When I was forming my resume, my nursing instructor (who is an extremely intelligent woman and who I trust very much) advised me to remove my unrelated work history and add more of my nursing projects, organizations, conferences, and activities that I was proud of. I got an interview pretty much right away, so I don't think it hurt much to take it off, especially because most online applications have a designated section for entering your work history anyway. A couple years ago when I was interviewing for my internship, I omitted a couple jobs that I didn't think were all the important or impressive from the application, and after we discussed my work history the recruiter said that she would have liked to see my entire work history, even if I didn't think some jobs "counted", because any work experience at all is helpful. So I would say based on that encounter that if you are going to put it on there, put all of it. But recruiters have different preferences, so it's tough. I try to ask my friends (if there are any who work there) who may know the recruiter I will be interviewing with if they have any pet peeves I should know about before I apply. :)
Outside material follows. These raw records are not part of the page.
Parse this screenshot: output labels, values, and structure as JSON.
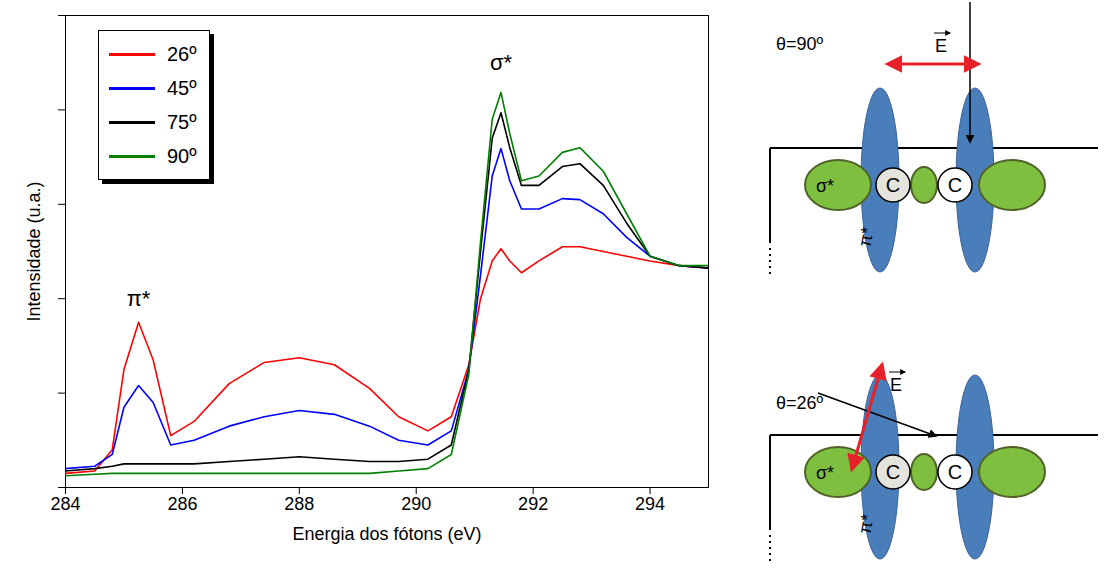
{
  "chart_data": {
    "type": "line",
    "x_label": "Energia dos fótons (eV)",
    "y_label": "Intensidade (u.a.)",
    "xlim": [
      284,
      295
    ],
    "xticks": [
      284,
      286,
      288,
      290,
      292,
      294
    ],
    "ylim": [
      0,
      1
    ],
    "yticks": [
      0,
      0.2,
      0.4,
      0.6,
      0.8,
      1
    ],
    "tick_labels": "x",
    "legend": "top-left",
    "x": [
      284,
      284.5,
      284.8,
      285.0,
      285.25,
      285.5,
      285.8,
      286.2,
      286.8,
      287.4,
      288.0,
      288.6,
      289.2,
      289.7,
      290.2,
      290.6,
      290.9,
      291.1,
      291.3,
      291.45,
      291.6,
      291.8,
      292.1,
      292.5,
      292.8,
      293.2,
      293.6,
      294.0,
      294.5,
      295.0
    ],
    "series": [
      {
        "name": "26º",
        "color": "#ff0000",
        "values": [
          0.03,
          0.035,
          0.08,
          0.25,
          0.35,
          0.27,
          0.11,
          0.14,
          0.22,
          0.265,
          0.275,
          0.26,
          0.21,
          0.15,
          0.12,
          0.15,
          0.26,
          0.4,
          0.48,
          0.506,
          0.48,
          0.455,
          0.48,
          0.51,
          0.51,
          0.5,
          0.49,
          0.48,
          0.47,
          0.465
        ]
      },
      {
        "name": "45º",
        "color": "#0000ff",
        "values": [
          0.04,
          0.045,
          0.07,
          0.17,
          0.216,
          0.18,
          0.09,
          0.1,
          0.13,
          0.15,
          0.163,
          0.155,
          0.13,
          0.1,
          0.09,
          0.12,
          0.25,
          0.45,
          0.66,
          0.718,
          0.65,
          0.59,
          0.59,
          0.612,
          0.61,
          0.58,
          0.53,
          0.49,
          0.47,
          0.465
        ]
      },
      {
        "name": "75º",
        "color": "#000000",
        "values": [
          0.035,
          0.04,
          0.045,
          0.05,
          0.05,
          0.05,
          0.05,
          0.05,
          0.055,
          0.06,
          0.065,
          0.06,
          0.055,
          0.055,
          0.06,
          0.09,
          0.25,
          0.5,
          0.74,
          0.794,
          0.72,
          0.64,
          0.64,
          0.68,
          0.686,
          0.64,
          0.56,
          0.49,
          0.47,
          0.465
        ]
      },
      {
        "name": "90º",
        "color": "#008000",
        "values": [
          0.025,
          0.028,
          0.03,
          0.03,
          0.03,
          0.03,
          0.03,
          0.03,
          0.03,
          0.03,
          0.03,
          0.03,
          0.03,
          0.035,
          0.04,
          0.07,
          0.24,
          0.52,
          0.78,
          0.837,
          0.75,
          0.65,
          0.66,
          0.71,
          0.72,
          0.67,
          0.58,
          0.49,
          0.47,
          0.47
        ]
      }
    ],
    "annotations": [
      {
        "text": "π*",
        "x": 285.25,
        "y": 0.4
      },
      {
        "text": "σ*",
        "x": 291.45,
        "y": 0.9
      }
    ]
  },
  "diagrams": [
    {
      "title": "θ=90º",
      "field": "E",
      "atoms": [
        "C",
        "C"
      ],
      "sigma": "σ*",
      "pi": "π*"
    },
    {
      "title": "θ=26º",
      "field": "E",
      "atoms": [
        "C",
        "C"
      ],
      "sigma": "σ*",
      "pi": "π*"
    }
  ]
}
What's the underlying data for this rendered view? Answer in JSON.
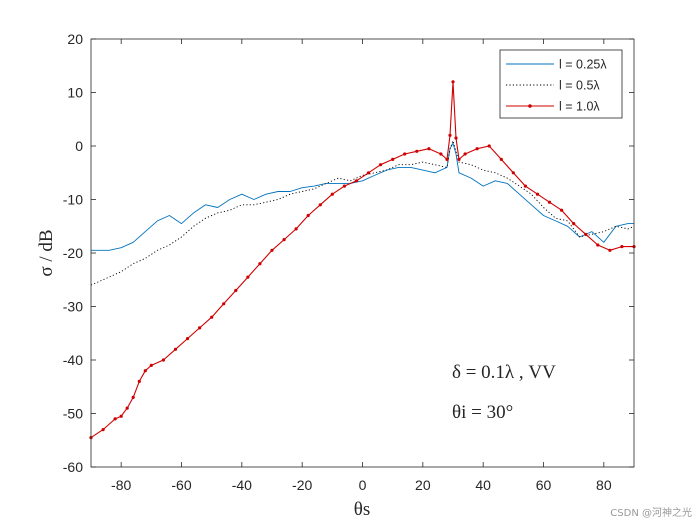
{
  "chart_data": {
    "type": "line",
    "xlabel": "θs",
    "ylabel": "σ / dB",
    "xlim": [
      -90,
      90
    ],
    "ylim": [
      -60,
      20
    ],
    "xticks": [
      -80,
      -60,
      -40,
      -20,
      0,
      20,
      40,
      60,
      80
    ],
    "yticks": [
      -60,
      -50,
      -40,
      -30,
      -20,
      -10,
      0,
      10,
      20
    ],
    "xtick_labels": [
      "-80",
      "-60",
      "-40",
      "-20",
      "0",
      "20",
      "40",
      "60",
      "80"
    ],
    "ytick_labels": [
      "-60",
      "-50",
      "-40",
      "-30",
      "-20",
      "-10",
      "0",
      "10",
      "20"
    ],
    "grid": false,
    "legend_position": "top-right",
    "annotations": [
      "δ = 0.1λ , VV",
      "θi = 30°"
    ],
    "series": [
      {
        "name": "l = 0.25λ",
        "color": "#0072BD",
        "style": "solid",
        "x": [
          -90,
          -84,
          -80,
          -76,
          -72,
          -68,
          -64,
          -60,
          -56,
          -52,
          -48,
          -44,
          -40,
          -36,
          -32,
          -28,
          -24,
          -20,
          -16,
          -12,
          -8,
          -4,
          0,
          4,
          8,
          12,
          16,
          20,
          24,
          28,
          29,
          30,
          31,
          32,
          36,
          40,
          44,
          48,
          52,
          56,
          60,
          64,
          68,
          72,
          76,
          80,
          84,
          88,
          90
        ],
        "y": [
          -19.5,
          -19.5,
          -19,
          -18,
          -16,
          -14,
          -13,
          -14.5,
          -12.5,
          -11,
          -11.5,
          -10,
          -9,
          -10,
          -9,
          -8.5,
          -8.5,
          -7.8,
          -7.5,
          -7,
          -7,
          -7,
          -6.5,
          -5.5,
          -4.5,
          -4,
          -4,
          -4.5,
          -5,
          -4,
          -0.5,
          0.5,
          -1.5,
          -5,
          -6,
          -7.5,
          -6.5,
          -7,
          -9,
          -11,
          -13,
          -14,
          -15,
          -17,
          -16,
          -18,
          -15,
          -14.5,
          -14.5
        ]
      },
      {
        "name": "l = 0.5λ",
        "color": "#000000",
        "style": "dotted",
        "x": [
          -90,
          -84,
          -80,
          -76,
          -72,
          -68,
          -64,
          -60,
          -56,
          -52,
          -48,
          -44,
          -40,
          -36,
          -32,
          -28,
          -24,
          -20,
          -16,
          -12,
          -8,
          -4,
          0,
          4,
          8,
          12,
          16,
          20,
          24,
          28,
          29,
          30,
          31,
          32,
          36,
          40,
          44,
          48,
          52,
          56,
          60,
          64,
          68,
          72,
          76,
          80,
          84,
          88,
          90
        ],
        "y": [
          -26,
          -24.5,
          -23.5,
          -22,
          -21,
          -19.5,
          -18.5,
          -17,
          -15,
          -13.5,
          -12.5,
          -12,
          -11,
          -11,
          -10.5,
          -10,
          -9,
          -8.5,
          -8,
          -7,
          -6,
          -6.5,
          -5.5,
          -5,
          -4.5,
          -3.5,
          -3.5,
          -3,
          -3.5,
          -4,
          -0.5,
          1,
          -1,
          -3,
          -3.5,
          -4.5,
          -5,
          -6,
          -7.5,
          -9,
          -11.5,
          -13.5,
          -14,
          -17,
          -16.5,
          -16,
          -15,
          -15.5,
          -15
        ]
      },
      {
        "name": "l = 1.0λ",
        "color": "#D00000",
        "style": "solid-markers",
        "x": [
          -90,
          -86,
          -82,
          -80,
          -78,
          -76,
          -74,
          -72,
          -70,
          -66,
          -62,
          -58,
          -54,
          -50,
          -46,
          -42,
          -38,
          -34,
          -30,
          -26,
          -22,
          -18,
          -14,
          -10,
          -6,
          -2,
          2,
          6,
          10,
          14,
          18,
          22,
          26,
          28,
          29,
          30,
          31,
          32,
          34,
          38,
          42,
          46,
          50,
          54,
          58,
          62,
          66,
          70,
          74,
          78,
          82,
          86,
          90
        ],
        "y": [
          -54.5,
          -53,
          -51,
          -50.5,
          -49,
          -47,
          -44,
          -42,
          -41,
          -40,
          -38,
          -36,
          -34,
          -32,
          -29.5,
          -27,
          -24.5,
          -22,
          -19.5,
          -17.5,
          -15.5,
          -13,
          -11,
          -9,
          -7.5,
          -6.5,
          -5,
          -3.5,
          -2.5,
          -1.5,
          -1,
          -0.5,
          -1.5,
          -2.5,
          2,
          12,
          1.5,
          -2.5,
          -1.5,
          -0.5,
          0,
          -2.5,
          -5,
          -7.5,
          -9,
          -10.5,
          -12,
          -14.5,
          -16.5,
          -18.5,
          -19.5,
          -18.8,
          -18.8
        ]
      }
    ]
  },
  "watermark": "CSDN @河神之光"
}
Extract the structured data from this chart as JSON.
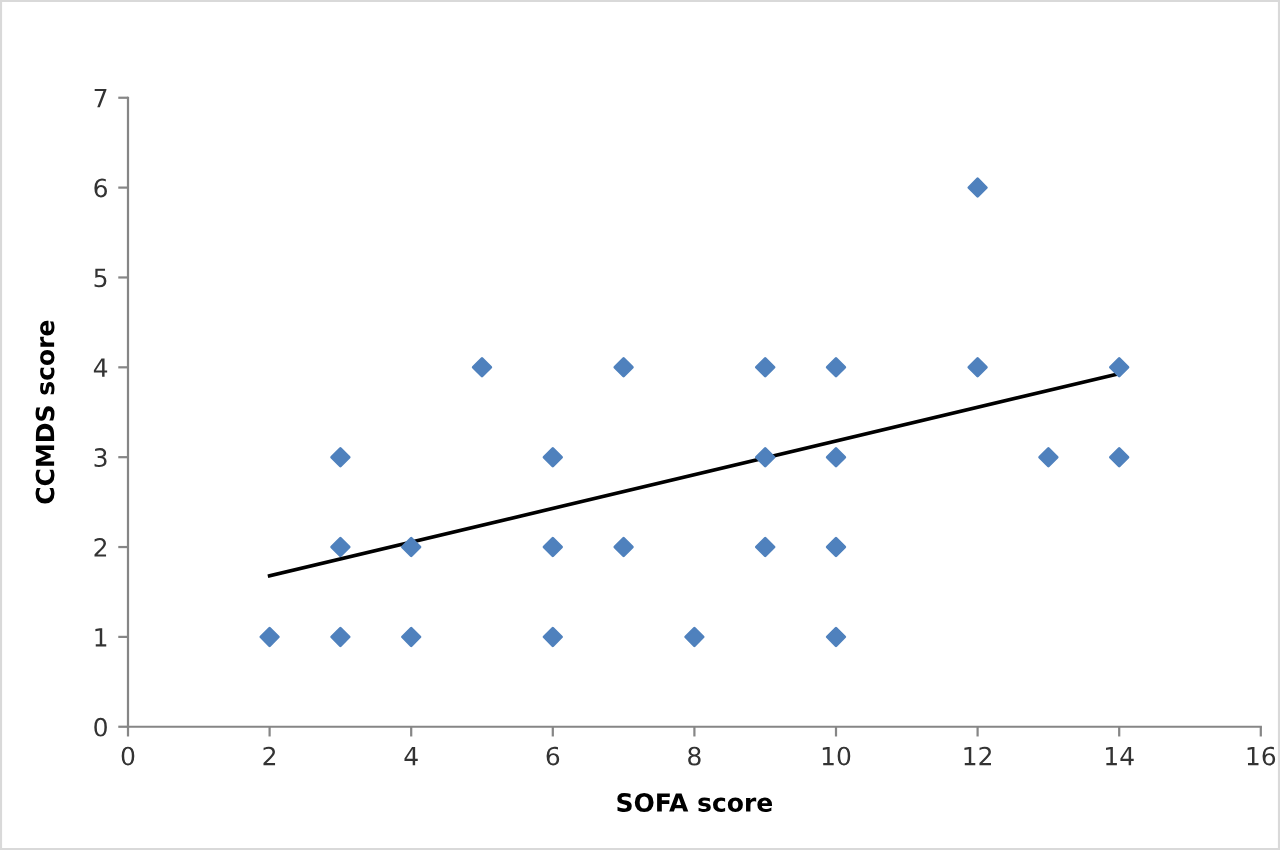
{
  "chart_data": {
    "type": "scatter",
    "xlabel": "SOFA score",
    "ylabel": "CCMDS score",
    "xlim": [
      0,
      16
    ],
    "xticks": [
      0,
      2,
      4,
      6,
      8,
      10,
      12,
      14,
      16
    ],
    "ylim": [
      0,
      7
    ],
    "yticks": [
      0,
      1,
      2,
      3,
      4,
      5,
      6,
      7
    ],
    "grid": false,
    "legend": false,
    "marker": "diamond",
    "series": [
      {
        "color": "#4f81bd",
        "x": [
          2,
          3,
          3,
          3,
          4,
          4,
          5,
          6,
          6,
          6,
          7,
          7,
          8,
          9,
          9,
          9,
          10,
          10,
          10,
          10,
          12,
          12,
          13,
          14,
          14
        ],
        "values": [
          1,
          1,
          2,
          3,
          1,
          2,
          4,
          1,
          2,
          3,
          2,
          4,
          1,
          2,
          3,
          4,
          1,
          2,
          3,
          4,
          4,
          6,
          3,
          3,
          4
        ]
      },
      {
        "type": "line",
        "color": "#000000",
        "x": [
          2,
          14
        ],
        "values": [
          1.68,
          3.93
        ],
        "marker": "none",
        "line_style": "solid"
      }
    ]
  }
}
Oh and just FYI I also participated in a nursing professional development webinar last week, and the presenter advised that putting job descriptions under those sections of the work history on your resume is outdated and unnecessary.

Good luck!

LoveMyBugs, BSN, CNA, RN

Specializes in Pediatrics.

I graduated in June and took advantage of my schools career center to help me write a resume. The woman who helped me basically re vamed my whole resume.

It has goals

then profile (team player.....)

education

along with total clinical hours ( she told me to leave off departments and hours for clinical rotations, but I left them on, because my preceptorship was in the ED and before that I spent 6 weeks in a childrens hospital with rotations in the NICU)

I then have Relevent employment; flu clinics, CNA work..

I do not have job discriptions, Just job title, department, company name and dates

I then list non relevent or Non Nursing Work history, where I list my jobs before I became a CNA and before nursing school.

I then have a place for Other where I put my awards and organizations.

Once I changed my resume, I got a couple of interviews, however I am still looking for a job, as the market is awful.